Now, not five years later, we have been feeling the effects of this incomplete education. The teenage birthrate increased in 2007 for the second year in a row. With these alarming statistics, the idea of comprehensive sex education is starting to gain momentum. Even Texas, who led the nation for the highest teen birth rate in 2006 and was 3rd in 2007, had a bill calling for comprehensive sex education put before their legislature. As one can imagine, it didn’t get very far (it was left pending in committee) BUT the effectiveness of their abstinence-only programs was obviously questioned (and for good reason I think. Being number one in teen pregnancies isn’t exactly a title you want to be proud of).

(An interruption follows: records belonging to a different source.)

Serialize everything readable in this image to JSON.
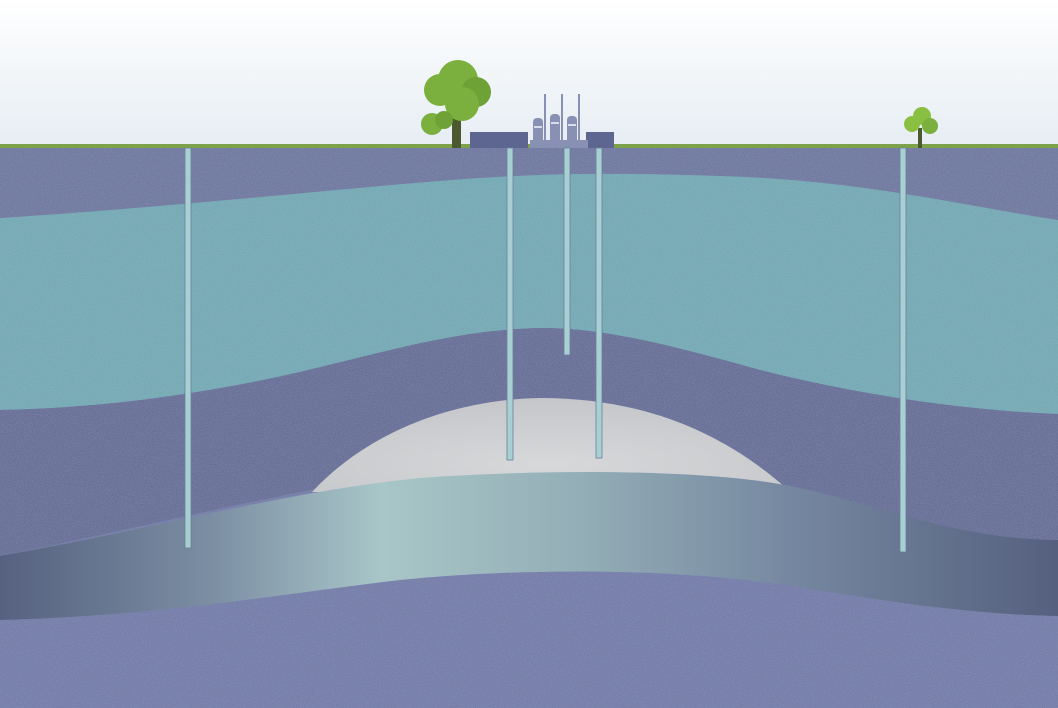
{
  "diagram": {
    "kind": "geological-cross-section",
    "labels": [],
    "elements": {
      "sky": "sky",
      "ground_surface": "grass-line",
      "strata": [
        {
          "id": "overburden-upper",
          "color": "#65709b"
        },
        {
          "id": "aquifer-upper",
          "color": "#6aa5b1"
        },
        {
          "id": "caprock-middle",
          "color": "#5b6593"
        },
        {
          "id": "storage-dome",
          "color": "#c9cbcd"
        },
        {
          "id": "reservoir-layer",
          "color": "#8aa3ad"
        },
        {
          "id": "basement-lower",
          "color": "#6a75a5"
        }
      ],
      "surface_features": [
        "large-tree-icon",
        "small-tree-icon",
        "processing-plant-icon"
      ],
      "wells": [
        "monitoring-well-left",
        "injection-well-1",
        "monitoring-well-shallow",
        "injection-well-2",
        "monitoring-well-right"
      ]
    },
    "colors": {
      "sky_top": "#ffffff",
      "sky_bottom": "#e8eef4",
      "grass": "#7ea24a",
      "tree_foliage": "#7bb03e",
      "tree_trunk": "#4b5a2e",
      "plant_body": "#8891b4",
      "plant_building": "#5d6691",
      "well_fill": "#a8cfd2",
      "well_stroke": "#6b7f9a"
    }
  }
}
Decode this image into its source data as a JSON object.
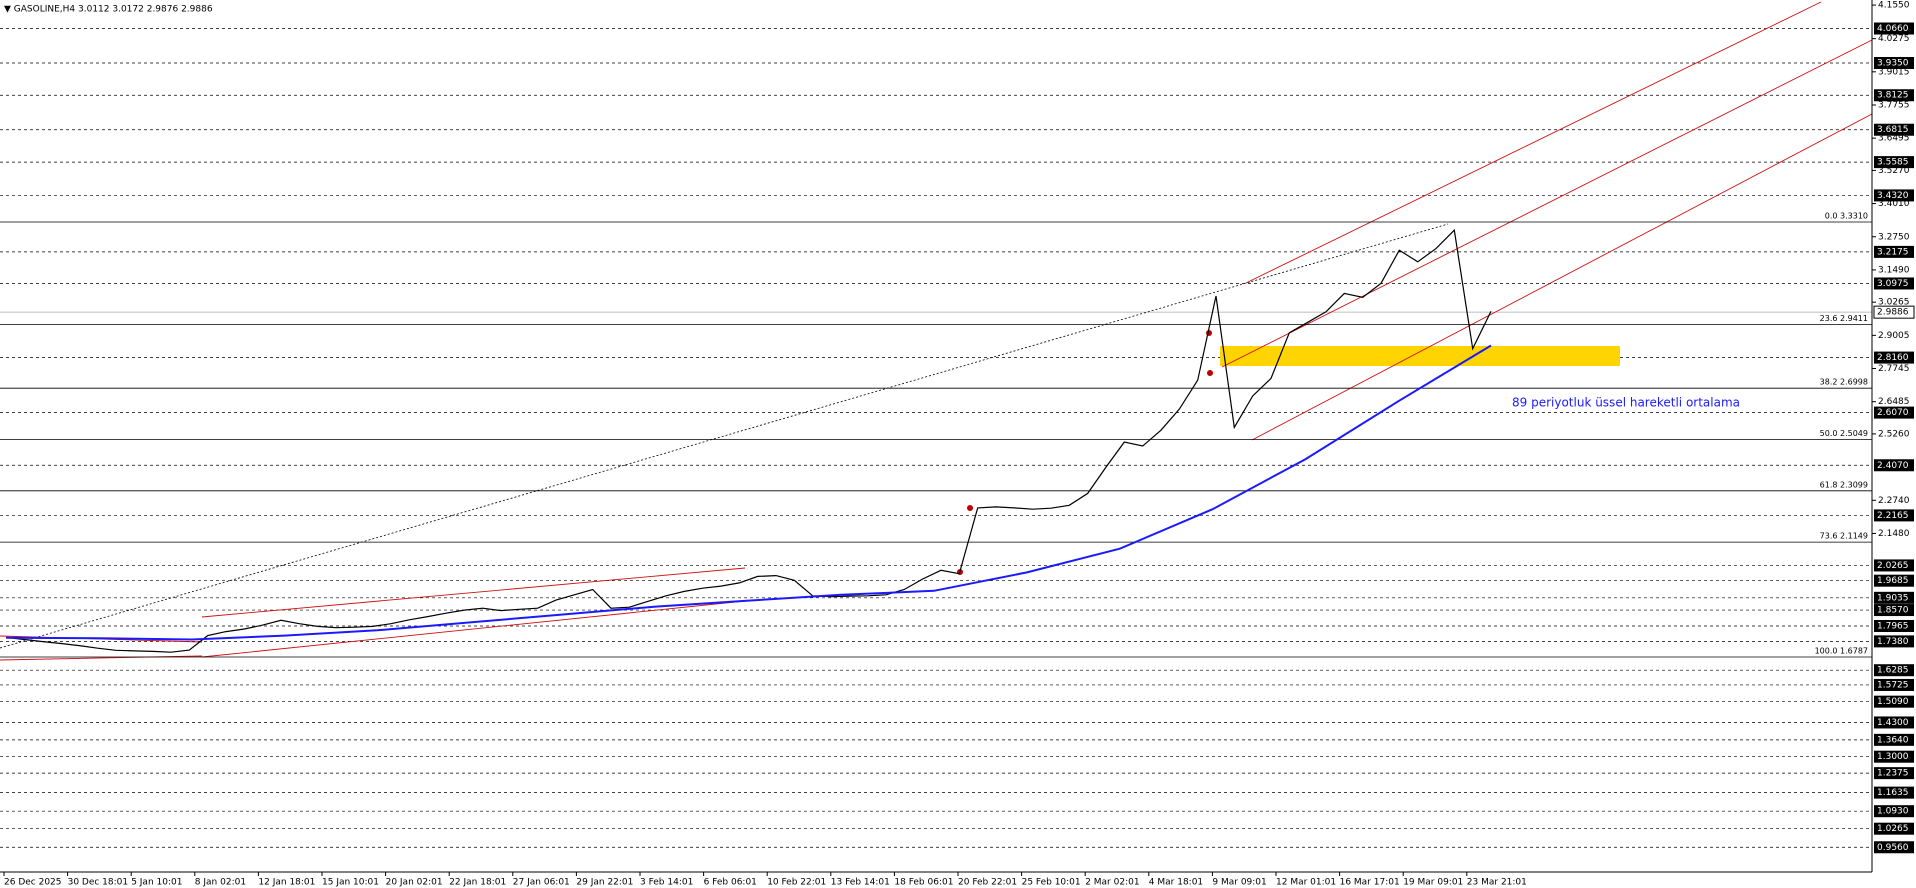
{
  "header": {
    "title": "▼ GASOLINE,H4  3.0112 3.0172 2.9876 2.9886"
  },
  "chart_data": {
    "type": "line",
    "ylim": [
      0.862,
      4.1743
    ],
    "yticks": [
      {
        "value": 4.155,
        "label": "4.1550"
      },
      {
        "value": 4.0275,
        "label": "4.0275"
      },
      {
        "value": 3.9015,
        "label": "3.9015"
      },
      {
        "value": 3.7755,
        "label": "3.7755"
      },
      {
        "value": 3.6495,
        "label": "3.6495"
      },
      {
        "value": 3.527,
        "label": "3.5270"
      },
      {
        "value": 3.401,
        "label": "3.4010"
      },
      {
        "value": 3.275,
        "label": "3.2750"
      },
      {
        "value": 3.149,
        "label": "3.1490"
      },
      {
        "value": 3.0265,
        "label": "3.0265"
      },
      {
        "value": 2.9005,
        "label": "2.9005"
      },
      {
        "value": 2.7745,
        "label": "2.7745"
      },
      {
        "value": 2.6485,
        "label": "2.6485"
      },
      {
        "value": 2.526,
        "label": "2.5260"
      },
      {
        "value": 2.274,
        "label": "2.2740"
      },
      {
        "value": 2.148,
        "label": "2.1480"
      }
    ],
    "hlines": [
      {
        "value": 4.066,
        "label": "4.0660"
      },
      {
        "value": 3.935,
        "label": "3.9350"
      },
      {
        "value": 3.8125,
        "label": "3.8125"
      },
      {
        "value": 3.6815,
        "label": "3.6815"
      },
      {
        "value": 3.5585,
        "label": "3.5585"
      },
      {
        "value": 3.432,
        "label": "3.4320"
      },
      {
        "value": 3.2175,
        "label": "3.2175"
      },
      {
        "value": 3.0975,
        "label": "3.0975"
      },
      {
        "value": 2.816,
        "label": "2.8160"
      },
      {
        "value": 2.607,
        "label": "2.6070"
      },
      {
        "value": 2.407,
        "label": "2.4070"
      },
      {
        "value": 2.2165,
        "label": "2.2165"
      },
      {
        "value": 2.0265,
        "label": "2.0265"
      },
      {
        "value": 1.9685,
        "label": "1.9685"
      },
      {
        "value": 1.9035,
        "label": "1.9035"
      },
      {
        "value": 1.857,
        "label": "1.8570"
      },
      {
        "value": 1.7965,
        "label": "1.7965"
      },
      {
        "value": 1.738,
        "label": "1.7380"
      },
      {
        "value": 1.6285,
        "label": "1.6285"
      },
      {
        "value": 1.5725,
        "label": "1.5725"
      },
      {
        "value": 1.509,
        "label": "1.5090"
      },
      {
        "value": 1.43,
        "label": "1.4300"
      },
      {
        "value": 1.364,
        "label": "1.3640"
      },
      {
        "value": 1.3,
        "label": "1.3000"
      },
      {
        "value": 1.2375,
        "label": "1.2375"
      },
      {
        "value": 1.1635,
        "label": "1.1635"
      },
      {
        "value": 1.093,
        "label": "1.0930"
      },
      {
        "value": 1.0265,
        "label": "1.0265"
      },
      {
        "value": 0.956,
        "label": "0.9560"
      }
    ],
    "bid": {
      "value": 2.9886,
      "label": "2.9886"
    },
    "fib_levels": [
      {
        "value": 3.331,
        "label": "0.0 3.3310"
      },
      {
        "value": 2.9411,
        "label": "23.6 2.9411"
      },
      {
        "value": 2.6998,
        "label": "38.2 2.6998"
      },
      {
        "value": 2.5049,
        "label": "50.0 2.5049"
      },
      {
        "value": 2.3099,
        "label": "61.8 2.3099"
      },
      {
        "value": 2.1149,
        "label": "73.6 2.1149"
      },
      {
        "value": 1.6787,
        "label": "100.0 1.6787"
      }
    ],
    "x_labels": [
      "26 Dec 2025",
      "30 Dec 18:01",
      "5 Jan 10:01",
      "8 Jan 02:01",
      "12 Jan 18:01",
      "15 Jan 10:01",
      "20 Jan 02:01",
      "22 Jan 18:01",
      "27 Jan 06:01",
      "29 Jan 22:01",
      "3 Feb 14:01",
      "6 Feb 06:01",
      "10 Feb 22:01",
      "13 Feb 14:01",
      "18 Feb 06:01",
      "20 Feb 22:01",
      "25 Feb 10:01",
      "2 Mar 02:01",
      "4 Mar 18:01",
      "9 Mar 09:01",
      "12 Mar 01:01",
      "16 Mar 17:01",
      "19 Mar 09:01",
      "23 Mar 21:01"
    ],
    "series": [
      {
        "color": "#000000",
        "values": [
          1.753,
          1.745,
          1.737,
          1.73,
          1.722,
          1.712,
          1.704,
          1.702,
          1.7,
          1.697,
          1.705,
          1.76,
          1.775,
          1.785,
          1.8,
          1.818,
          1.805,
          1.795,
          1.79,
          1.792,
          1.795,
          1.805,
          1.82,
          1.832,
          1.845,
          1.857,
          1.864,
          1.855,
          1.86,
          1.864,
          1.895,
          1.915,
          1.935,
          1.864,
          1.868,
          1.89,
          1.911,
          1.928,
          1.94,
          1.948,
          1.96,
          1.985,
          1.988,
          1.97,
          1.911,
          1.908,
          1.91,
          1.911,
          1.915,
          1.935,
          1.975,
          2.008,
          1.995,
          2.245,
          2.249,
          2.245,
          2.24,
          2.244,
          2.255,
          2.3,
          2.4,
          2.495,
          2.48,
          2.54,
          2.62,
          2.73,
          3.05,
          2.551,
          2.67,
          2.737,
          2.91,
          2.95,
          2.99,
          3.06,
          3.045,
          3.098,
          3.224,
          3.18,
          3.23,
          3.3,
          2.85,
          2.992
        ]
      },
      {
        "color": "#1a1aff",
        "values": [
          1.752,
          1.75,
          1.745,
          1.76,
          1.78,
          1.81,
          1.84,
          1.87,
          1.893,
          1.915,
          1.93,
          2.0,
          2.09,
          2.24,
          2.43,
          2.65,
          2.862
        ]
      }
    ],
    "annotation": "89 periyotluk üssel hareketli ortalama"
  }
}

Getting a comprehensive sex ed bill passed through a state legislature is not easy. Currently there are only 8 states that mandate sex education and require both abstinence and contraception to be covered. Even as a “blue” state, it still took the Washington state legislature 5 years to get our sex ed bill passed and, in the end, it wasn’t even as forceful a law as it could have been. By the end of the process, all that could be passed was an “if…then” bill. This means that if a school district teaches or decides to teach sex education, then it must be medically and scientifically accurate and include information beyond abstinence. It is not mandated in the state of Washington that a district has to include comprehensive sex education into their curriculum. There is too much want for local control for that kind of “state intrusion” to exist, especially unfunded.
So, how do we get real change in this country regarding this issue? As usual, the task falls on organizations who are passionate about comprehensive sex ed to rally their communities for support. So this is what I say to the general public: HELP THEM OUT! Help out your local nonprofits. Independently call you legislators and find out why they haven’t done anything about sex education. Or, even better, set a face-to-face meeting with them. They were elected to serve you so they will want to hear what you have to say. Statistics about your state (and sometimes you county) can usually be found online and bring them to the meeting. Legislators will find your argument more powerful if you have data to back it up.
The bottom line is, if you want to see comprehensive sex education given to your kids, brothers, sisters, cousins, then you have to GET INVOLVED! I promise it’s completely worth it. Believe me, I’m a professional at it.